Jan 26, 2023
German Police Take Second Russian Spying Suspect Into Custody
(Bloomberg) -- German police have detained a second man suspected of passing classified material from the BND foreign intelligence service to Russia, in a case Vice Chancellor Robert Habeck has called “particularly troubling.”
In an emailed statement Thursday, the federal prosecutor named the man as Arthur E. and said he had been taken into custody at Munich Airport after arriving from the US.
A German citizen and not a government employee, the man is accused of receiving information from a senior BND analyst and traveling to Russia to deliver it to an intelligence service there, according to the statement. The analyst was detained last month.
The BND case is the latest instance of apparent Russian spying in Germany, a phenomenon that strained relations between Berlin and Moscow even before Russia’s full-scale invasion of Ukraine 11 months ago.
German officials have also accused the Kremlin of mounting cyber attacks within the country and seeking to influence the 2021 national election.
Germany’s Federal Office for Information Security said on Thursday that attempted hacks are currently underway against targets including airport websites and the financial sector. “Websites of the federal and state administration are also under attack. However, these attacks have so far been largely averted and have not had any serious impact,” it said in a statement.
Read More: Germany Warns Kaspersky Software Risks Being Exploited by Russia
Russia was already suspected of engaging in extrajudicial activity in Germany. In August 2019, a former Chechen military commander was gunned down in broad daylight in a central Berlin park, allegedly at Moscow’s behest.

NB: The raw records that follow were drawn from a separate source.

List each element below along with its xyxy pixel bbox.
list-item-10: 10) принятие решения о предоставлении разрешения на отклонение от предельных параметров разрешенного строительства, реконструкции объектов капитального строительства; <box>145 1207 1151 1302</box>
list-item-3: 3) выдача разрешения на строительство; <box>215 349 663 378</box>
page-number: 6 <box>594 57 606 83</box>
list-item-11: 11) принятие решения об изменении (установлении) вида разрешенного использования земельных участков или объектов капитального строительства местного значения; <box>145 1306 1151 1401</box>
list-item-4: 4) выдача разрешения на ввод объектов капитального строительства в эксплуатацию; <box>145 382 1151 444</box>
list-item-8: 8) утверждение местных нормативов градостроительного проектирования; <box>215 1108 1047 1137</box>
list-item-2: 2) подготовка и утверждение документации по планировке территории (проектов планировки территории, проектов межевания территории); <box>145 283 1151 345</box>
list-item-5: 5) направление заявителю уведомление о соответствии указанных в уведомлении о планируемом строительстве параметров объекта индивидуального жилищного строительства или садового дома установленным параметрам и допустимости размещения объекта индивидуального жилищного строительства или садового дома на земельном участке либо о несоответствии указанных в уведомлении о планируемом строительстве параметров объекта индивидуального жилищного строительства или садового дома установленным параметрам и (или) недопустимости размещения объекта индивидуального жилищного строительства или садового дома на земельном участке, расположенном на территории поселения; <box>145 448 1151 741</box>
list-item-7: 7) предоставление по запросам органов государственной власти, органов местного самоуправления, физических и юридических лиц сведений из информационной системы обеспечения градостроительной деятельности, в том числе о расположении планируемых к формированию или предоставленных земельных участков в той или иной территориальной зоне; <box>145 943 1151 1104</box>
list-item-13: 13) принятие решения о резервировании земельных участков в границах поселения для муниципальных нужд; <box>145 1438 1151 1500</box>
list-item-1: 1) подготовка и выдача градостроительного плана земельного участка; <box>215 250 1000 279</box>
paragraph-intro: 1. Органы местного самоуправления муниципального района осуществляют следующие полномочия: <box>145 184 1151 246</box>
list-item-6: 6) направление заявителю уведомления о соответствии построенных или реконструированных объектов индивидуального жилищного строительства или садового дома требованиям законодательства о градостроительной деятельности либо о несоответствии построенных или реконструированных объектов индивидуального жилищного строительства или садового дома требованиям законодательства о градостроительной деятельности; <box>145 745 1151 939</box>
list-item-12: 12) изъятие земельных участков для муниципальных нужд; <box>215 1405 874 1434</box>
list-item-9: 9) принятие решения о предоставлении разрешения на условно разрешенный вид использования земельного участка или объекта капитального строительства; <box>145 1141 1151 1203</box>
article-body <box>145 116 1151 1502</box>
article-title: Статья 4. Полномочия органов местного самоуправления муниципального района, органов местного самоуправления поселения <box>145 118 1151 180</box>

The investigation into the senior analyst, named as Carsten L., is being conducted in close cooperation with the BND and the US Federal Bureau of Investigation, the prosecutor said Thursday.
German officials are worried that he may have given Russia information that was shared by the US National Security Agency and Britain’s GCHQ, Focus magazine reported last month, citing unidentified security sources in Berlin.